The final part of the book includes Marta Havryshko's contribution on the role of Jewish survivor testimonies in Soviet war crimes trials persecuting, among others, sexual violence committed by locals against Jewish women, and Fabian Zabransky's study of male Jewish teenage sexuality in Nazi Germany. Havryshko makes use of a broad set of feminist scholarship on the study and persecution of sexual violence to argue that postwar justice for victims of rape and other forms of sexual violence was marred by competing and politically motivated agendas regarding the treatment of collaboration more broadly as well as Soviet rape culture.

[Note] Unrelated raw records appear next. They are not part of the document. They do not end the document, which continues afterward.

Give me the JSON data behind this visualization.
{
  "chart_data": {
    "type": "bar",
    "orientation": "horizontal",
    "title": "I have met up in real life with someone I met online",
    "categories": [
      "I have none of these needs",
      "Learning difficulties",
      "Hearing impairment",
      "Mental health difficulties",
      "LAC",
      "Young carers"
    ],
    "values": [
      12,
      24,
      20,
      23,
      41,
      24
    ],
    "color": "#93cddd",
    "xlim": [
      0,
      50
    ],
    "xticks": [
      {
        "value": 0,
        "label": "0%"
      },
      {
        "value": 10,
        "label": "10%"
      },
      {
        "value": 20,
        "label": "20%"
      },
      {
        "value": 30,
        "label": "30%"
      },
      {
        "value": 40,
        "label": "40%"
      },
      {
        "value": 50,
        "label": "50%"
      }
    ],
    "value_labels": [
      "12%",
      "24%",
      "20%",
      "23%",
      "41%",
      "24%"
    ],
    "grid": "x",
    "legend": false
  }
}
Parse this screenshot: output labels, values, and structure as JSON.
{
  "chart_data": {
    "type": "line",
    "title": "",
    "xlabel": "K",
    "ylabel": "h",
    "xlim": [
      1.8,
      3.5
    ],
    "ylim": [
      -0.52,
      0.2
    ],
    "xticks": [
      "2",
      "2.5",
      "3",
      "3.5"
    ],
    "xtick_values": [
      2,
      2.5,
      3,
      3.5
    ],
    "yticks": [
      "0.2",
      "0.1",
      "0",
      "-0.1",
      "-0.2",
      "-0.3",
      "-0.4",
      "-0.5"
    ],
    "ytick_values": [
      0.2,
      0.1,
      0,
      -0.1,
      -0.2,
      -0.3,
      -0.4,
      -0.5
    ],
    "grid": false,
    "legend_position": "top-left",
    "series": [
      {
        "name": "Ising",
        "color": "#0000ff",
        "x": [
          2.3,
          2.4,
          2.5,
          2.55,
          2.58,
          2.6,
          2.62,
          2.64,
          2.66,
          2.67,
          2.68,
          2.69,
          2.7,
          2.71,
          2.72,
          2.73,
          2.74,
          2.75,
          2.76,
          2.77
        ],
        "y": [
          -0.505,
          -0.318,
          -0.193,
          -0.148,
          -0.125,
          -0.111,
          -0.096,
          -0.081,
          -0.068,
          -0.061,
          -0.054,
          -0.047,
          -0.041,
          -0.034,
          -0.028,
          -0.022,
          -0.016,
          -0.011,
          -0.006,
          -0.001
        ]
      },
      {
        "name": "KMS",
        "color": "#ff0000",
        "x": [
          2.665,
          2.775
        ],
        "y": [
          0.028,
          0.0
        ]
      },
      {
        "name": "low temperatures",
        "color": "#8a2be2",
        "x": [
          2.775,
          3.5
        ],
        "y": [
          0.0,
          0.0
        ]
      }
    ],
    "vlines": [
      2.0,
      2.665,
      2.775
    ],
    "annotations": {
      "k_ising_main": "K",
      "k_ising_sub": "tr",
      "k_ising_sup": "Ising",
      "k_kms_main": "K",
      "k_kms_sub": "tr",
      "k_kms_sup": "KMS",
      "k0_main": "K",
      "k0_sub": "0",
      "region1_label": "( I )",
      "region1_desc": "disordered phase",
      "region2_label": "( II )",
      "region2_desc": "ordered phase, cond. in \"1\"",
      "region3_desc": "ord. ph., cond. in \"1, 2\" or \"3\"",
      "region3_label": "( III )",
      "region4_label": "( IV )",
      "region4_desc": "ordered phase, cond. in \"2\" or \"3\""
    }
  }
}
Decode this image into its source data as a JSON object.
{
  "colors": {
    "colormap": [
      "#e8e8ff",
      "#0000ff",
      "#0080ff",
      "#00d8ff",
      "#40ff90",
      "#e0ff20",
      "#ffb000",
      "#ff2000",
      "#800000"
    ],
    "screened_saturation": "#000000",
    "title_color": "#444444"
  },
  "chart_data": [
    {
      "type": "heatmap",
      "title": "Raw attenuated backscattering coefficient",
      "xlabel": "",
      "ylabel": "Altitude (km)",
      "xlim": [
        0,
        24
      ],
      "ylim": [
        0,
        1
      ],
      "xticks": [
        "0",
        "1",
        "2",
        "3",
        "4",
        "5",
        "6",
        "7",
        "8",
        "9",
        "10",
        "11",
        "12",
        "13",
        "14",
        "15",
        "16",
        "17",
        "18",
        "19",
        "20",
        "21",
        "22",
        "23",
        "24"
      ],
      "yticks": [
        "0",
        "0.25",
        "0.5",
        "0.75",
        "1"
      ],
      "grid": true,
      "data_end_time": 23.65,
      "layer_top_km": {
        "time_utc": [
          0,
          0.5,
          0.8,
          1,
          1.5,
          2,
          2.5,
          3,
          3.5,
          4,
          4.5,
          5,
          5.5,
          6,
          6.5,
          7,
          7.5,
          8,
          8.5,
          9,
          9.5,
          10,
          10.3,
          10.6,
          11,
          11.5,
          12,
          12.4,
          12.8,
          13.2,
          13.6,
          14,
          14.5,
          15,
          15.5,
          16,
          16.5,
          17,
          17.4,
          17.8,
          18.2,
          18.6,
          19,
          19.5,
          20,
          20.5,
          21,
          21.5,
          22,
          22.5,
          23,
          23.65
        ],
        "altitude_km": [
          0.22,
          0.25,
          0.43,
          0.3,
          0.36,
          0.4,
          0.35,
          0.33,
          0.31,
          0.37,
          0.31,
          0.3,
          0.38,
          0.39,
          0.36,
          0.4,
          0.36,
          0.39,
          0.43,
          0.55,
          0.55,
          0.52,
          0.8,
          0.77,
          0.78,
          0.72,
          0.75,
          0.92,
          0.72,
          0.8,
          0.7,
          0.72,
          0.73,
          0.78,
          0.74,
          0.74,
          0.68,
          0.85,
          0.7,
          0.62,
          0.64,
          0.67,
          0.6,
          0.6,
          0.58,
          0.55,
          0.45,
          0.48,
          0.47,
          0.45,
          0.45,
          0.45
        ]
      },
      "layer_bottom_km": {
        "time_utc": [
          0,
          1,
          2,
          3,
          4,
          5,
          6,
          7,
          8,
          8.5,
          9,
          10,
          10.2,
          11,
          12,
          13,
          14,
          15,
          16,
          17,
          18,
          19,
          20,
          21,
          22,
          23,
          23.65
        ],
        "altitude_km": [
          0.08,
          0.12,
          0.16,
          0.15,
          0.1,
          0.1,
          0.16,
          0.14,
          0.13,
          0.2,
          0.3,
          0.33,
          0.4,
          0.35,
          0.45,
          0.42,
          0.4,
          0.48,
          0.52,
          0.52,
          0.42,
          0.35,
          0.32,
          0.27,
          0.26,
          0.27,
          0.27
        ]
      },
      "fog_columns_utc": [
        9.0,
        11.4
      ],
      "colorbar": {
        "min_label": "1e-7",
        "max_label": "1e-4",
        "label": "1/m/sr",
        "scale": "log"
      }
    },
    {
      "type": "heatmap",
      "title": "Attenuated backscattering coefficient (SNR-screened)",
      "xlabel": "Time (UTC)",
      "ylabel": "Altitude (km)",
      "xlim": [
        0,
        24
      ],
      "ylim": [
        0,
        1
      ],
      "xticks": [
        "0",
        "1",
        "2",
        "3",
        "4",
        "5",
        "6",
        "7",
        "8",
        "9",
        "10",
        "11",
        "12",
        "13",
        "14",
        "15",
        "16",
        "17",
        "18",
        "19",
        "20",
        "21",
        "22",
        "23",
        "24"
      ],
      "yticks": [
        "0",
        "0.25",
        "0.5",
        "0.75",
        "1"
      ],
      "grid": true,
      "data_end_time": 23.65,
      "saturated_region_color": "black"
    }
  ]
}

Zabransky brings a queer studies lens to the table and implicitly gestures toward an expansion of the field that hopefully will be represented more strongly in upcoming volumes that try to take stock of gender-sensitive and feminist analyses of the Holocaust. The task will consist in being more open to non-binary understandings of gender and sexuality, the role of (gender) performativity for shaping survivor narratives, and a focus on subjectivity and practices rather than presumably solidified identities. Queer approaches can then facilitate nuanced analyses of agency, intimacy, and power relations within communities, families and institutions, and continue the important work done by scholars of gender and sexuality in the context of the Holocaust.
Note:
[1] Joan Ringelheim: Women and the Holocaust: A Reconsideration of Research. In: Signs: Journal of Women in Culture and Society 10 4 (1985), 741-761.